Tallien. « Ce n'est pas sans étonnement que j'entends discuter ici sur un vain cérémonial! Il ne peut pas être mis en question si lors de ses fonctions le président de la Convention aura une représentation particulière; mais hors de cette salle il est simple citoyen: si l'on veut lui parler on ira le chercher au troisième, au cinquième étage; c'est là que loge la vertu! Je demande la question préalable sur la proposition: du citoyen Manuel; elle est indigne des représentans du peuple, et ne doit jamais être reproduite. » (Applaudissemens.)

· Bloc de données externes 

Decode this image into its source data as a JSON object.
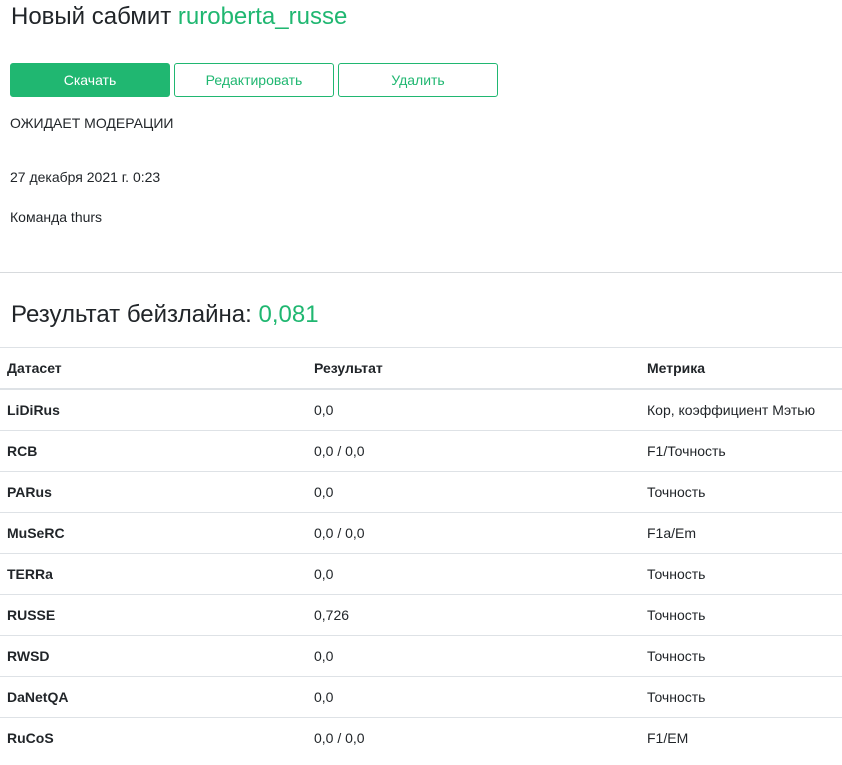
{
  "header": {
    "title_prefix": "Новый сабмит",
    "submission_name": "ruroberta_russe"
  },
  "actions": {
    "download_label": "Скачать",
    "edit_label": "Редактировать",
    "delete_label": "Удалить"
  },
  "submission": {
    "status": "ОЖИДАЕТ МОДЕРАЦИИ",
    "date": "27 декабря 2021 г. 0:23",
    "team": "Команда thurs"
  },
  "baseline": {
    "label": "Результат бейзлайна:",
    "value": "0,081"
  },
  "table": {
    "headers": [
      "Датасет",
      "Результат",
      "Метрика"
    ],
    "rows": [
      {
        "dataset": "LiDiRus",
        "result": "0,0",
        "metric": "Кор, коэффициент Мэтью"
      },
      {
        "dataset": "RCB",
        "result": "0,0 / 0,0",
        "metric": "F1/Точность"
      },
      {
        "dataset": "PARus",
        "result": "0,0",
        "metric": "Точность"
      },
      {
        "dataset": "MuSeRC",
        "result": "0,0 / 0,0",
        "metric": "F1a/Em"
      },
      {
        "dataset": "TERRa",
        "result": "0,0",
        "metric": "Точность"
      },
      {
        "dataset": "RUSSE",
        "result": "0,726",
        "metric": "Точность"
      },
      {
        "dataset": "RWSD",
        "result": "0,0",
        "metric": "Точность"
      },
      {
        "dataset": "DaNetQA",
        "result": "0,0",
        "metric": "Точность"
      },
      {
        "dataset": "RuCoS",
        "result": "0,0 / 0,0",
        "metric": "F1/EM"
      }
    ]
  },
  "colors": {
    "accent": "#20b771",
    "text": "#212529",
    "border": "#dee2e6"
  }
}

La proposition de Manuel est rejetée à une grande majo

rité.

Diverses motions sont faites sur l'instante nécessité de proclamer les sentimens et les principes qui dirigeront les travaux de la Convention, afin de prémunir le peuple contre les insinuations absurdes de la malveillance, qui pour le porter au désordre ne cesse de lui répéter qu'il n'y a plus ni lois ni gouvernement; les opinans, qui se succèdent rapidement à la tribune, proposent entr'autres de décréter:

1°. (Tallien.) Que la Convention nationale ne donnera d'autres bases à la nouvelle Constitution que la liberté et l'égalité, qu'elle s'y engagera par un serment solennel, et qu'elle ne se séparera pas sans avoir terminé ce grand ouvrage, d'où dépend le bonheur de la France.

2o. (Couthon.) Que chaque membre de la Convention jurera la souveraineté du peuple, sa souveraineté tout entière, et qu'une exécration universelle sera également vouée et à la royauté, et à la dictature, et au triumvirat, et à toute espèce de puissance individuelle quelconque qui tendrait à modifier ou à restreindre la souveraineté du peuple.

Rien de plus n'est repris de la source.